Pour le quotidien d’opposition de gauche Birgün, traditionnellement plutôt enclin à défendre le régime de Damas, les déclarations d’Erdogan entrent en contradiction avec la politique qu’il mène en Syrie. “Dans les faits, la Turquie [qui a conquis et administre des pans entiers du nord de la Syrie] ne respecte pas la souveraineté et l’unité territoriale syrienne.” Le journal rapporte que l’opposition turque dialogue avec le régime de Damas, notamment dans l’objectif de renvoyer vers la Syrie les plus de trois millions de réfugiés syriens accueillis en Turquie depuis le début du conflit, en 2011.

L’entremise de la Russie

Les déclarations d’Erdogan font suite à la rencontre, mercredi 26 juin, entre Bachar El-Assad et Alexander Lavrentiev, envoyé spécial du président russe, Vladimir Poutine, qui soutient le régime d’Assad et entretient de bonnes relations avec Erdogan. Le président syrien s’y est dit favorable à un rapprochement avec Ankara à condition que la Turquie cesse son soutien aux rebelles syriens et respecte sa souveraineté, rapporte le média en ligne Al-Monitor.

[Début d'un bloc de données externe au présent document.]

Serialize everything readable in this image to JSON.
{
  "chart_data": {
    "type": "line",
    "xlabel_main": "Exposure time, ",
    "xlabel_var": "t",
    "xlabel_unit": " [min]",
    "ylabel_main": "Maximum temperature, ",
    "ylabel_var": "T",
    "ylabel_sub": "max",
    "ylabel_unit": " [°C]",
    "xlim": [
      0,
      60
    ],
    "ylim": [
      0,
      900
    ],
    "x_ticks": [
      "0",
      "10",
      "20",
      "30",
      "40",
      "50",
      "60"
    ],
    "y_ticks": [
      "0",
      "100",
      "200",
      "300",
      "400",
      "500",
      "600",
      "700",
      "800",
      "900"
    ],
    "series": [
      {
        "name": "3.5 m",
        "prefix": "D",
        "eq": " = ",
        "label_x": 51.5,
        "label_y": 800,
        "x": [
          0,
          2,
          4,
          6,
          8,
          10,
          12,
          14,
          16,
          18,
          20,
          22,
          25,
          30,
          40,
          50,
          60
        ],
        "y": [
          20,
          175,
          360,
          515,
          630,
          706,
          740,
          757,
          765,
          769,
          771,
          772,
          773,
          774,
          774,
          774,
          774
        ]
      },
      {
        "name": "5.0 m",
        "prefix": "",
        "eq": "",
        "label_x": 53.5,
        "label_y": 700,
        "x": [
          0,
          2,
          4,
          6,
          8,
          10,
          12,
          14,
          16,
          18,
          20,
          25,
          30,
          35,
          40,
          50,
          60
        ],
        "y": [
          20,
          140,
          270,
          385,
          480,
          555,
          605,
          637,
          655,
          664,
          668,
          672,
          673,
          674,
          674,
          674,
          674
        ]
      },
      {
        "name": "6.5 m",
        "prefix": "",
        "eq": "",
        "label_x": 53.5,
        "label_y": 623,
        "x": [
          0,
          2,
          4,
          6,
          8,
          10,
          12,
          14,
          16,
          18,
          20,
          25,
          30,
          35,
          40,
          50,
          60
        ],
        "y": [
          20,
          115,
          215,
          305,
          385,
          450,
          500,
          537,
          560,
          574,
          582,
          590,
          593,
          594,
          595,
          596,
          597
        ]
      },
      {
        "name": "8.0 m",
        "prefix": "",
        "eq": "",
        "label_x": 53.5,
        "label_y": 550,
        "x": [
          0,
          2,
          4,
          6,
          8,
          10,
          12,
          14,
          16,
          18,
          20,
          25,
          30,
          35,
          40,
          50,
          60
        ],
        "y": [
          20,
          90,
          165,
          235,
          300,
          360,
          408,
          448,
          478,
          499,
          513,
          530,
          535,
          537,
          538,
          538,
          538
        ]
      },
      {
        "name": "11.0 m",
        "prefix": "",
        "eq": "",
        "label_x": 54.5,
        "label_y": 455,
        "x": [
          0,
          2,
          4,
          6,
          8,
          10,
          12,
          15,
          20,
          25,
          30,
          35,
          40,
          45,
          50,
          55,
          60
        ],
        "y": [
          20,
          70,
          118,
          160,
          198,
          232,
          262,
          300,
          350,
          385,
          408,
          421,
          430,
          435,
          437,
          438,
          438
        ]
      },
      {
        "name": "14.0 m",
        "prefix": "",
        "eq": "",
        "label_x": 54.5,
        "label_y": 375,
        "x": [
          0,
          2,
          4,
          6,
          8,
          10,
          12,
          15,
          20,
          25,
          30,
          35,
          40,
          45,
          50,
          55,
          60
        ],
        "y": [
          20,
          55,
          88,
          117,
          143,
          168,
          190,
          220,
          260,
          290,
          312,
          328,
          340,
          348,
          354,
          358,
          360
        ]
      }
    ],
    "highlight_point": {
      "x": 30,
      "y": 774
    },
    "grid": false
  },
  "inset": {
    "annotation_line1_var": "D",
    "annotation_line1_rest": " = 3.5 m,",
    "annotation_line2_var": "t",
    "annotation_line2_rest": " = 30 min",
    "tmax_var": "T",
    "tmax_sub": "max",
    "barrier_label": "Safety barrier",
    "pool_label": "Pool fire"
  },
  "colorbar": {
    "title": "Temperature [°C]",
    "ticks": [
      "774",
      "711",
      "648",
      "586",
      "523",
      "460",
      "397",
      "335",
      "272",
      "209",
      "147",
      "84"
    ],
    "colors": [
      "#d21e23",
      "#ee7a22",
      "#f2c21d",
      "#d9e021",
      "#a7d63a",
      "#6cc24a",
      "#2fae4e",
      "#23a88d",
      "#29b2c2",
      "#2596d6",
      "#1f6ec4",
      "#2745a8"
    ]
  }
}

Le rapprochement voulu par Ankara vise avant tout à forger une alliance contre les Kurdes de Syrie et leurs alliés arabes locaux, qui ont vaincu l’État islamique avec le soutien de la coalition internationale menée par les Américains. Ils administrent de larges régions dans le nord-est et le centre-est du pays.

Proches de la guérilla kurde du PKK, qui combat l’État turc depuis les années 1980, les Kurdes syriens sont hostiles au pouvoir turc. “Ce dialogue entre Ankara et Damas permettrait d’éviter de voir se réaliser le projet du PKK de création d’un État kurde”, se félicite le quotidien Sabah.